Round balls are aerodynamically unstable (read: knuckle ball). Smooth bores demonstrate that fact. Given slow spin from a long rifle, imperfections of form and balance are presented uniformly about the axis of flight/rotation. Random rotations are eliminated as well by a rifled bore. I doubt that is a factor within the barrels of smoothbores, but once free and otherwise not stabilized, they are free to slowly rotate on any axis.

Not wanting to sound snooty, but it's not theory. Concise understanding of this came a long time ago. Greenhill was the first to make it generally understood. Recent aeroballisticians such as Vaughn and McCoy worked out some frightfully fine details with the help of hardware and staff at Sandia National Labs and Aberdeen. With that said, I'm the messenger, not the rocket scientist.
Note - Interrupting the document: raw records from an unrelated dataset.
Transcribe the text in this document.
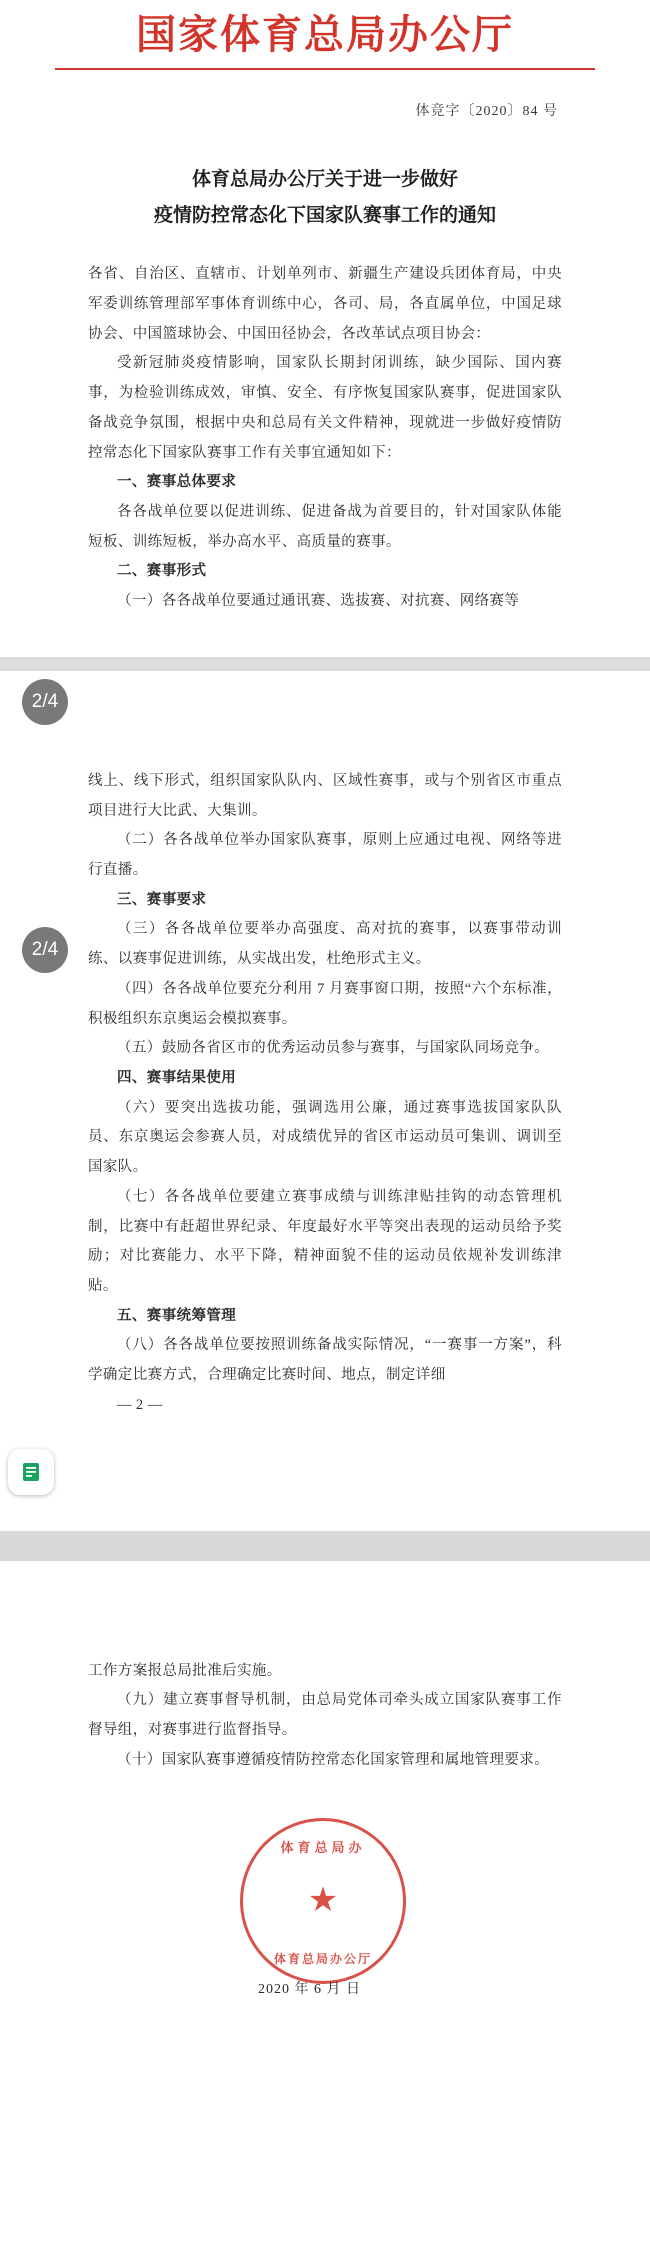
国家体育总局办公厅
体竞字〔2020〕84 号
体育总局办公厅关于进一步做好
疫情防控常态化下国家队赛事工作的通知

各省、自治区、直辖市、计划单列市、新疆生产建设兵团体育局，中央军委训练管理部军事体育训练中心，各司、局，各直属单位，中国足球协会、中国篮球协会、中国田径协会，各改革试点项目协会：

受新冠肺炎疫情影响，国家队长期封闭训练，缺少国际、国内赛事，为检验训练成效，审慎、安全、有序恢复国家队赛事，促进国家队备战竞争氛围，根据中央和总局有关文件精神，现就进一步做好疫情防控常态化下国家队赛事工作有关事宜通知如下：

一、赛事总体要求

各各战单位要以促进训练、促进备战为首要目的，针对国家队体能短板、训练短板，举办高水平、高质量的赛事。

二、赛事形式

（一）各各战单位要通过通讯赛、选拔赛、对抗赛、网络赛等

2/4
2/4

线上、线下形式，组织国家队队内、区域性赛事，或与个别省区市重点项目进行大比武、大集训。

（二）各各战单位举办国家队赛事，原则上应通过电视、网络等进行直播。

三、赛事要求

（三）各各战单位要举办高强度、高对抗的赛事，以赛事带动训练、以赛事促进训练，从实战出发，杜绝形式主义。

（四）各各战单位要充分利用 7 月赛事窗口期，按照“六个东标准，积极组织东京奥运会模拟赛事。

（五）鼓励各省区市的优秀运动员参与赛事，与国家队同场竞争。

四、赛事结果使用

（六）要突出选拔功能，强调选用公廉，通过赛事选拔国家队队员、东京奥运会参赛人员，对成绩优异的省区市运动员可集训、调训至国家队。

（七）各各战单位要建立赛事成绩与训练津贴挂钩的动态管理机制，比赛中有赶超世界纪录、年度最好水平等突出表现的运动员给予奖励；对比赛能力、水平下降，精神面貌不佳的运动员依规补发训练津贴。

五、赛事统筹管理

（八）各各战单位要按照训练备战实际情况，“一赛事一方案”，科学确定比赛方式，合理确定比赛时间、地点，制定详细

— 2 —

工作方案报总局批准后实施。

（九）建立赛事督导机制，由总局党体司牵头成立国家队赛事工作督导组，对赛事进行监督指导。

（十）国家队赛事遵循疫情防控常态化国家管理和属地管理要求。

体育总局办
★
体育总局办公厅
2020 年 6 月 日
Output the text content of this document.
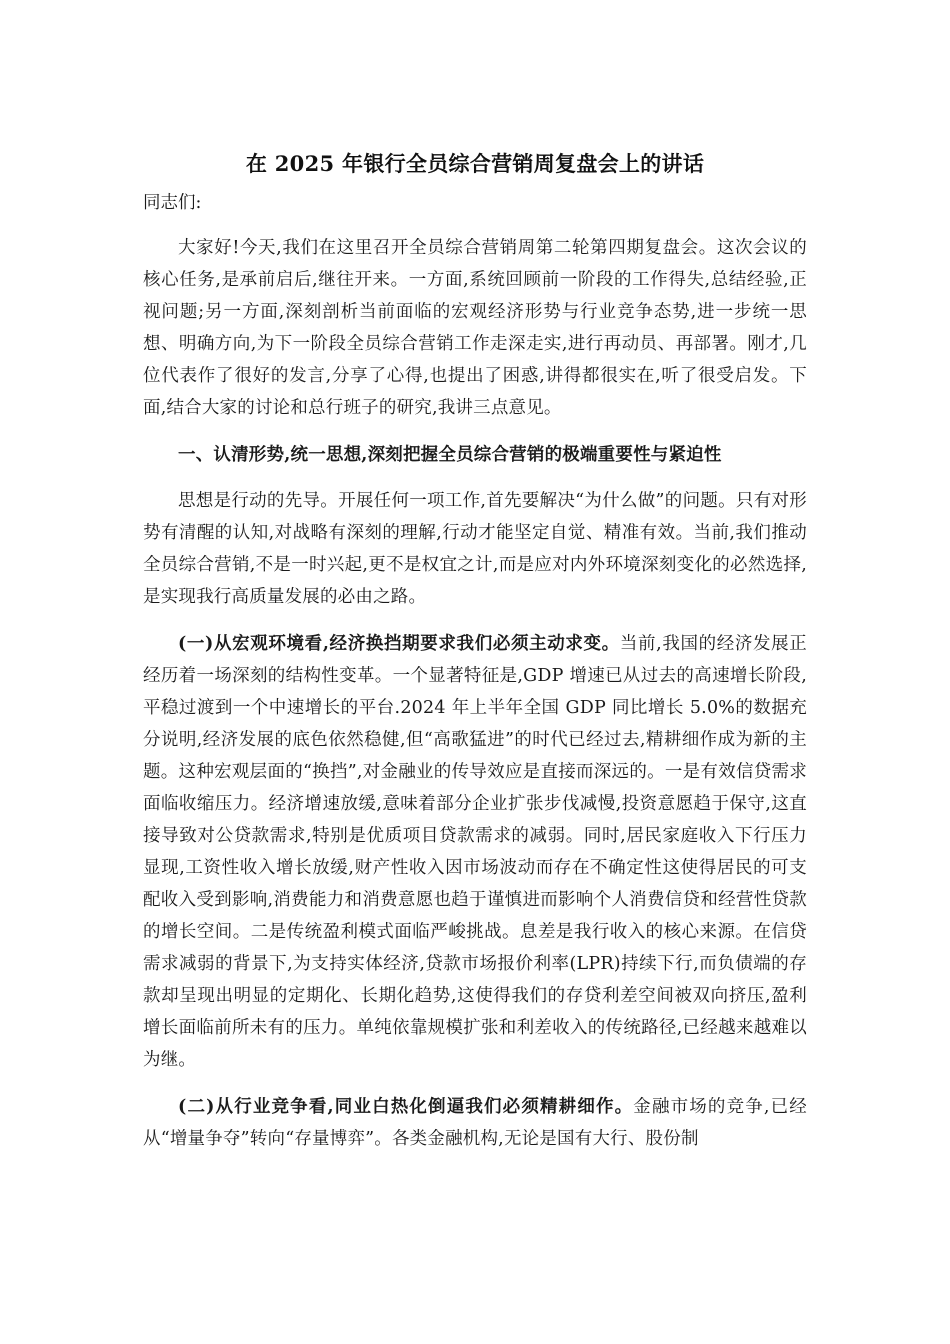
在 2025 年银行全员综合营销周复盘会上的讲话
同志们:

大家好!今天,我们在这里召开全员综合营销周第二轮第四期复盘会。这次会议的核心任务,是承前启后,继往开来。一方面,系统回顾前一阶段的工作得失,总结经验,正视问题;另一方面,深刻剖析当前面临的宏观经济形势与行业竞争态势,进一步统一思想、明确方向,为下一阶段全员综合营销工作走深走实,进行再动员、再部署。刚才,几位代表作了很好的发言,分享了心得,也提出了困惑,讲得都很实在,听了很受启发。下面,结合大家的讨论和总行班子的研究,我讲三点意见。

一、认清形势,统一思想,深刻把握全员综合营销的极端重要性与紧迫性

思想是行动的先导。开展任何一项工作,首先要解决“为什么做”的问题。只有对形势有清醒的认知,对战略有深刻的理解,行动才能坚定自觉、精准有效。当前,我们推动全员综合营销,不是一时兴起,更不是权宜之计,而是应对内外环境深刻变化的必然选择,是实现我行高质量发展的必由之路。

(一)从宏观环境看,经济换挡期要求我们必须主动求变。当前,我国的经济发展正经历着一场深刻的结构性变革。一个显著特征是,GDP 增速已从过去的高速增长阶段,平稳过渡到一个中速增长的平台.2024 年上半年全国 GDP 同比增长 5.0%的数据充分说明,经济发展的底色依然稳健,但“高歌猛进”的时代已经过去,精耕细作成为新的主题。这种宏观层面的“换挡”,对金融业的传导效应是直接而深远的。一是有效信贷需求面临收缩压力。经济增速放缓,意味着部分企业扩张步伐减慢,投资意愿趋于保守,这直接导致对公贷款需求,特别是优质项目贷款需求的减弱。同时,居民家庭收入下行压力显现,工资性收入增长放缓,财产性收入因市场波动而存在不确定性这使得居民的可支配收入受到影响,消费能力和消费意愿也趋于谨慎进而影响个人消费信贷和经营性贷款的增长空间。二是传统盈利模式面临严峻挑战。息差是我行收入的核心来源。在信贷需求减弱的背景下,为支持实体经济,贷款市场报价利率(LPR)持续下行,而负债端的存款却呈现出明显的定期化、长期化趋势,这使得我们的存贷利差空间被双向挤压,盈利增长面临前所未有的压力。单纯依靠规模扩张和利差收入的传统路径,已经越来越难以为继。

(二)从行业竞争看,同业白热化倒逼我们必须精耕细作。金融市场的竞争,已经从“增量争夺”转向“存量博弈”。各类金融机构,无论是国有大行、股份制
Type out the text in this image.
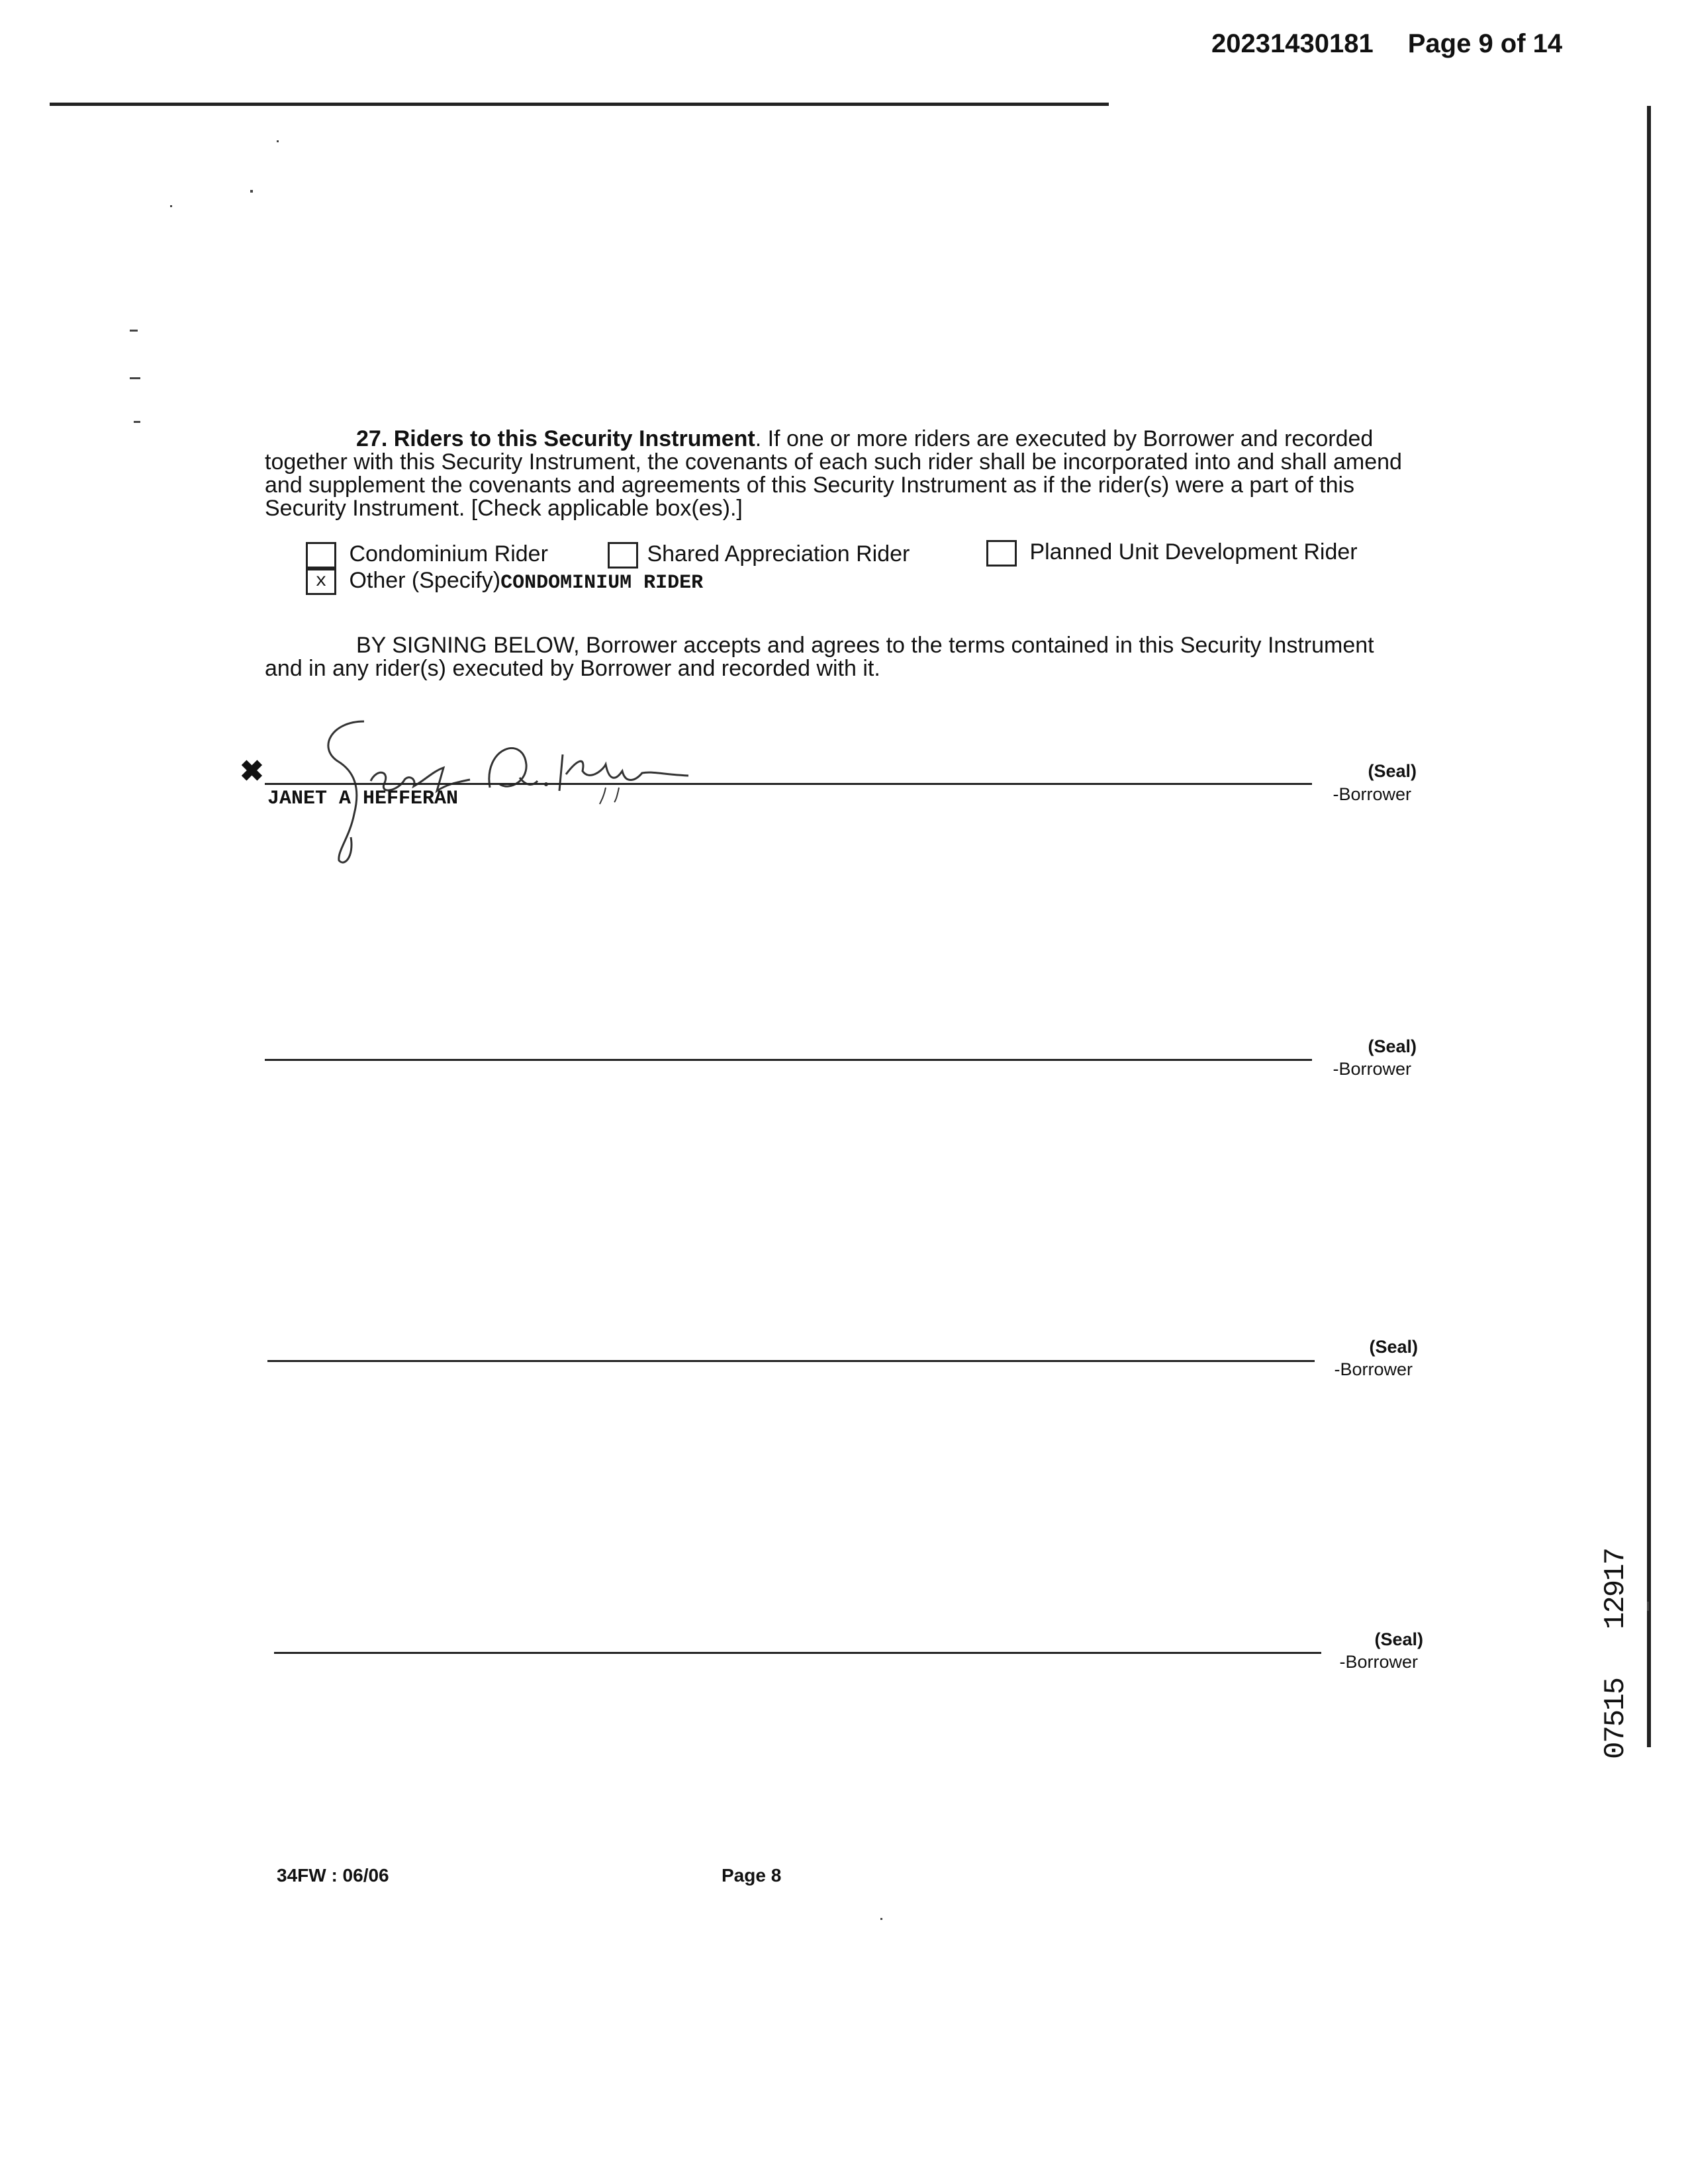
20231430181 Page 9 of 14
27. Riders to this Security Instrument. If one or more riders are executed by Borrower and recorded together with this Security Instrument, the covenants of each such rider shall be incorporated into and shall amend and supplement the covenants and agreements of this Security Instrument as if the rider(s) were a part of this Security Instrument. [Check applicable box(es).]
Condominium Rider	Shared Appreciation Rider	Planned Unit Development Rider
x Other (Specify)CONDOMINIUM RIDER
BY SIGNING BELOW, Borrower accepts and agrees to the terms contained in this Security Instrument and in any rider(s) executed by Borrower and recorded with it.
✖
JANET A HEFFERAN
(Seal)
-Borrower
(Seal)
-Borrower
(Seal)
-Borrower
(Seal)
-Borrower
12917
07515
34FW : 06/06	Page 8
Edited by Danbo on 08-26-11 07:43 AM. Reason for edit: No reason given.

 
necchi 
Cannon
Posts: 12202
necchi
08-26-11 09:50 AM - Post#1036288    

    In response to Danbo

  • Quote:
Given slow spin from a long rifle, imperfections of form and balance are presented uniformly about the axis of flight/rotation. Random rotations are eliminated as well by a rifled bore.



And a fine messenger at that. Well said.
JohnT
Molon Labe~


 
GoodCheer 
Cannon
Posts: 6082
GoodCheer
08-26-11 11:32 AM - Post#1036329    

    In response to necchi

When stability is marginal with a conical and the twist you have to work with, then boosting the RPM's with more powder can sometimes help. Sometimes I can't help but suspect that the bullet is just getting shorter.